From hallucinations to hardware: teaching from an actual computer vision project that has gone sideways

June 28, 2025

221

Computer Vision projects rarely go exactly as planned, and this was no exception. The idea was easy: create a model that was capable of see a photograph of a laptop and discover all physical damage – things like cracked screens, missing keys or broken hinges. It appeared to be an uncomplicated application for image models and enormous voice models (LLMS), however it quickly became something more complicated.

On the best way we got here across problems with hallucinations, unreliable outputs and pictures that weren’t even laptops. In order to unravel this, we at the tip at the tip we apply an agent framework atypical – not for task automation, but to enhance the performance of the model.

In this text we’ll undergo what we tried, what didn’t work and the way a mix of approaches ultimately helped us to construct something reliable.

Where we began: monolithic request

Our original approach was quite standard for a multimodal model.
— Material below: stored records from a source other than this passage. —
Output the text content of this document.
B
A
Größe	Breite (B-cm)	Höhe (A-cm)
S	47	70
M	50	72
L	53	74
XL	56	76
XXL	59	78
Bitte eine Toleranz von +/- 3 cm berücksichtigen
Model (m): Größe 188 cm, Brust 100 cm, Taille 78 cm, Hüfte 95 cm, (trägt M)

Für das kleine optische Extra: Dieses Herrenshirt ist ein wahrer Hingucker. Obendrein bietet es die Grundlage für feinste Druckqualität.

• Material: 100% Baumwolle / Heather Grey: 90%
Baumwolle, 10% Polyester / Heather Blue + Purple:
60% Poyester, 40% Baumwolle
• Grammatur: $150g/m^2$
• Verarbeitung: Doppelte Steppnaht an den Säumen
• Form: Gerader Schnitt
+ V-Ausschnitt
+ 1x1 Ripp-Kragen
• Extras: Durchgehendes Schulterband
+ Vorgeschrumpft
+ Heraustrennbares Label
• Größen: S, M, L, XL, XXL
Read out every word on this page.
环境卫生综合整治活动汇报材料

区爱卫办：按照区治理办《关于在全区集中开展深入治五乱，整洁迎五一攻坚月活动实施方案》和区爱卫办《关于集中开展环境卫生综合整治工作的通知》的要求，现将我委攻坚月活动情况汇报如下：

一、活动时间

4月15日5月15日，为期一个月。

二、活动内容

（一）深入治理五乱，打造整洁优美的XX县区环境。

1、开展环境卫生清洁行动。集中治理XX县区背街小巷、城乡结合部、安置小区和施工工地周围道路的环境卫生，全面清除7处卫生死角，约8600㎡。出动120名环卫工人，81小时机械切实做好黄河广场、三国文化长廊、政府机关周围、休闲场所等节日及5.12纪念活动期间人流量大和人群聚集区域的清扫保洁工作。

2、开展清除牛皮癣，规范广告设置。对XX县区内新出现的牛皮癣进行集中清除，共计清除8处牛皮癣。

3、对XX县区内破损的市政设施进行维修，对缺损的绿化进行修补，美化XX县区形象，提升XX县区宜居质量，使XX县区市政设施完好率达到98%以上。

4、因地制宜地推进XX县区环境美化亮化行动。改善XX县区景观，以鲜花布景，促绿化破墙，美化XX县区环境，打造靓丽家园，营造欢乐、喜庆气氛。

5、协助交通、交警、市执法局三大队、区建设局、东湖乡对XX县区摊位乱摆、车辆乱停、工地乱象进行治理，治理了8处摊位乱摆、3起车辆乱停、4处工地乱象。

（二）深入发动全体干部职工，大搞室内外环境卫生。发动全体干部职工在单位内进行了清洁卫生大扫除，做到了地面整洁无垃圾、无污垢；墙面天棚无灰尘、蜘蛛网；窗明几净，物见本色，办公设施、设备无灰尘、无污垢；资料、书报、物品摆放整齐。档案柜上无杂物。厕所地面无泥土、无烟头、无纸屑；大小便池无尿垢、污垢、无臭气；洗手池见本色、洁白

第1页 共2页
We used a single, large request at hand over a picture to an possible LLM and asked to discover visible damage. This monolithic prompt strategy is straightforward to implement and works decent for clean, precisely defined tasks. But real data rarely play along.

We were early on three important problems:

Hallucinations: The model sometimes invented damage that didn’t exist, or misconception what it saw.
Junk image recognition: There was no reliable path to flags that weren’t even laptops, akin to pictures of desks, partitions or individuals who occasionally went through and received nonsensical damage reports.
Inconsistent accuracy: The combination of those problems made the model too unreliable for operating use.

This was the purpose where we realized that we needed to be.

First fix: mixture of image resolutions

One thing that we noticed was how much image quality the model was outlined. Users have uploaded all kinds of images that rang from sharp and high -resolution to blurry. This led us to refer Research Emphasize how the image resolution affects deep -learning models.

We trained and tested the model with a mix of high and low -dissolving images. The idea was that the model was more immune to the big selection of image qualities that it might encounter in practice. This contributed to improving consistency, but there are the core problems of hallucination and handling within the image of the rubbish.

The multimodal detour: llm only text becomes multimodal

Encouraged by the most recent experiments for the mixture of captions with only text-lems within the technology, by which subtitles generated from the photographs after which interpreted by a voice model, we decided to try it out.

This is how it really works:

The LLM begins with the production of several possible caps for a picture.
Another model, which is known as a multimodal embedding model, checks how well every caption matches the image. In this case we used Siglip to judge the similarity between the image and the text.
The system holds the few caps based on these reviews.
The LLM uses these top image signatures to write down latest ones and take a look at to catch up with to the image of what the image actually shows.
It repeats this process until the captions aren’t any longer improved, or it hits an outlined limit.

Although this approach is theoretically sensible, he introduced latest problems for our application:

Persistent hallucinations: The captions themselves sometimes contained imaginary damage, which the LLM then reported confidently.
Incomplete cover: Even with several caps, some problems were completely neglected.
Increased complexity, little use: The additional steps made the system more complicated without reliably exceeding the previous setup.

It was an interesting experiment, but ultimately not an answer.

A creative use of agentian frameworks

This was the turning point. While agent frameworks are normally used for the orchestive tasks (think that agents that coordinate calendars or customer invitations), we asked ourselves whether the duty of the image interpretation task in smaller, specialized agents could help.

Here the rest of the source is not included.